Ordinanza Ilva. Il Tar boccia ancora Stefàno


TARANTO – Accolto il ricorso dell’azienda sulla sospensiva all’ordinanza anti-Ilva del sindaco Stefàno e udienza sul merito del provvedimento fissata per il prossimo 11 luglio. E’ la decisione del Tar che trapela da Lecce, in attesa che venga depositato il dispositivo. La questione verte sull’ordinanza con la quale lo scorso 25 febbraio il sindaco aveva intimato al gruppo Riva ‘interventi urgenti’ sul fronte dell’inquinamento, entro trenta giorni, pena la chiusura dello stabilimento.
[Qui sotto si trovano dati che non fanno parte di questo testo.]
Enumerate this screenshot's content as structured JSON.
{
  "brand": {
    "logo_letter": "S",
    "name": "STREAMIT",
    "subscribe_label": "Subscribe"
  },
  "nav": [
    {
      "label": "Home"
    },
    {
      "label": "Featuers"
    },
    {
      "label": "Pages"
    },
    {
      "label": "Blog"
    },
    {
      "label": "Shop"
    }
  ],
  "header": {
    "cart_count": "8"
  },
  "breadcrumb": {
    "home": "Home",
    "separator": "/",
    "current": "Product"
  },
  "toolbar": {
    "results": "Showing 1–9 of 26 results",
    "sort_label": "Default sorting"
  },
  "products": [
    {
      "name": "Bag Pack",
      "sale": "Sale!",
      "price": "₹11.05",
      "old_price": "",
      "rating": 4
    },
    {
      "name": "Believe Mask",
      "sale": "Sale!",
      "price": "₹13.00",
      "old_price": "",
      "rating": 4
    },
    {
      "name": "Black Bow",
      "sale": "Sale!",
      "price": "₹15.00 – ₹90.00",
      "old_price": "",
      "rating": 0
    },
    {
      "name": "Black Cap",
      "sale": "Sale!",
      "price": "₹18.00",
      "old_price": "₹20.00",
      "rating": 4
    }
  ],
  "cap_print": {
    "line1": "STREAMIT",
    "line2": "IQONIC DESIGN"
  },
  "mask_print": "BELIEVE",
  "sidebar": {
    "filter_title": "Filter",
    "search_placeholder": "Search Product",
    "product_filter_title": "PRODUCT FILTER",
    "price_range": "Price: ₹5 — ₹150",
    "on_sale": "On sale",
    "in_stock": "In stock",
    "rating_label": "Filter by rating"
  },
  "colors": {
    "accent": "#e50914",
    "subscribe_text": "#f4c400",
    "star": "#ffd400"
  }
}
Lo stesso Tar di Lecce, lo scorso 20 marzo, aveva già sospeso gli effetti dell’ordinanza, accogliendo la richiesta formulata dai legali dell’Ilva avvocati Francesco Perli e Roberto Marra. Nel documento emanato a fine febbraio, Stefàno aveva ordinato di procedere ‘entro e non oltre 30 giorni, all’installazione sul camino E312 dell’impianto di agglomerazione di un sistema di campionamento di lungo periodo, di adottare idonee ed efficienti modalità di contenimento del sistema di scarico delle polveri abbattute dagli elettrofiltri Esp e Meep a servizio del camino E312, di realizzare un adeguato sistema di abbattimento polveri relativo alle acciaierie, di evitare o minimizzare le emissioni fuggitive, di limitare la produzione effettiva e non oltre 10 milioni di tonnellate annue’. Una decisione, quella dei giudici del tribunale amministrativo, che arriva in un periodo delicato nel rapporto tra città e grande industria. Ad esprimersi in questo senso, con una nota unitaria, sono Cgil, Cisl e Uil e le sigle dei metalmeccanici Fiom, Fim e Uilm, che hanno incontrato i presidenti di Regione e Provincia. Al centro del confronto l’annunciato ‘tavolo per Taranto’ che si insedierà il 17 aprile presso la Presidenza del Consiglio dei Ministri “L’incontro – si legge nella nota – ha costituito l’occasione per ribadire e condividere l’esigenza di come le tematiche da mettere al centro della riunione romana non si limitino alla trattazione di quella ambientale, ma si estendano anche alle politiche di sviluppo del territorio ionico con un approccio innovativo sia nel metodo che nei contenuti. Netta deve essere la distinzione tra l’inquinamento prodotto in decenni e sedimentato nel territorio e l’esigenza di misure immediate di contrasto alle emissione inquinanti”. Chiesto anche un immediato piano per le bonifiche ambientali. G.D.M.